Bentuk kartel yang paling memungkinkan adalah dalam bentuk lobi yang sampai saat ini dipraktekkan. Lobi yang telah dilakukan salah satunya adalah ancaman bahwa perusahaan rokok akan beralih ke mekanisasi apabila pemerintah RI memberlakukan cukai spesifik di tahun 2008 ini, dan tentunya lagi-lagi akan tercipta pengangguran tambahan akibat pengalihan tersebut.
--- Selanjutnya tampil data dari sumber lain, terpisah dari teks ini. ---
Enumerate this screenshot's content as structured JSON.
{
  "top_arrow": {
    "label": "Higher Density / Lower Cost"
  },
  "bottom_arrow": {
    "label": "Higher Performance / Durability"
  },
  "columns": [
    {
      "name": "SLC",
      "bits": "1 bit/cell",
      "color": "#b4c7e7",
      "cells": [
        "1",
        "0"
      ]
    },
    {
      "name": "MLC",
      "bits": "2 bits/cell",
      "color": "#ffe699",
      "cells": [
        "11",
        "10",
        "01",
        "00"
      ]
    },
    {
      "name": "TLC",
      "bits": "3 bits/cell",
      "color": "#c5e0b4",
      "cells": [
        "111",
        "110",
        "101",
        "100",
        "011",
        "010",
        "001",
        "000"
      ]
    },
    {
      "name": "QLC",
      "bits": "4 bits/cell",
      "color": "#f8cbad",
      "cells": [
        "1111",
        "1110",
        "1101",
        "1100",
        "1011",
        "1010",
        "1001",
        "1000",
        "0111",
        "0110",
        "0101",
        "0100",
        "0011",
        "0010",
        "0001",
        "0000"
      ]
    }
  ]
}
Meskipun menurut penelitian yang dilakukan oleh penulis sebenarnya tidak terdapat pengaruh antara kenaikan cukai dan penetapan kebijakan terhadap pertumbuhan ketenagakerjaan, namun lobi semacam itu ternyata terbukti efektif mempengaruhi implementasi kebijakan pemerintah, karena telah berhasil melemahkan, membuat ambigu dan/atau tidak implementatifnya peraturan perundang-undangan yang dihasilkan di masa lalu, dan berlaku sampai hari ini, simak saja UU 32/2002 tentang Penyiaran pasal 46 butir 3, UU 23/2002 tentang perlindungan anak pasal 59 dan 89 ayat 2, UU 8/1999 tentang Perlindungan Konsumen, UU 23/1992 tentang Kesehatan pasal 44, Peraturan Pemerintah No. 19/2003 tentang pengamanan rokok, setelah diubah sebanyak dua kali dan justru menjadi lebih lemah dibandingkan PP sebelumnya. Lobi semacam itu juga telah berhasil menggagalkan RUU Pengendalian Dampak Produk Tembakau terhadap Kesehatan untuk dimasukkan ke dalam Prolegnas pada masa pemerintahan berjalan.

Keputusan terakhir untuk mengatasi dilema ini tentu berada di tangan pemerintah RI. Sekarang pemerintah hanya tinggal memilih pihak mana yang akan dibela kepentingannya, masyarakat umum yang terdiri dari wanita, anak-anak dan kaum miskin, terutama yang bukan perokok namun terancam kesehatan dan masa depannya, atau industri yang pada dasarnya tidak dirugikan secara signifikan eksistensinya.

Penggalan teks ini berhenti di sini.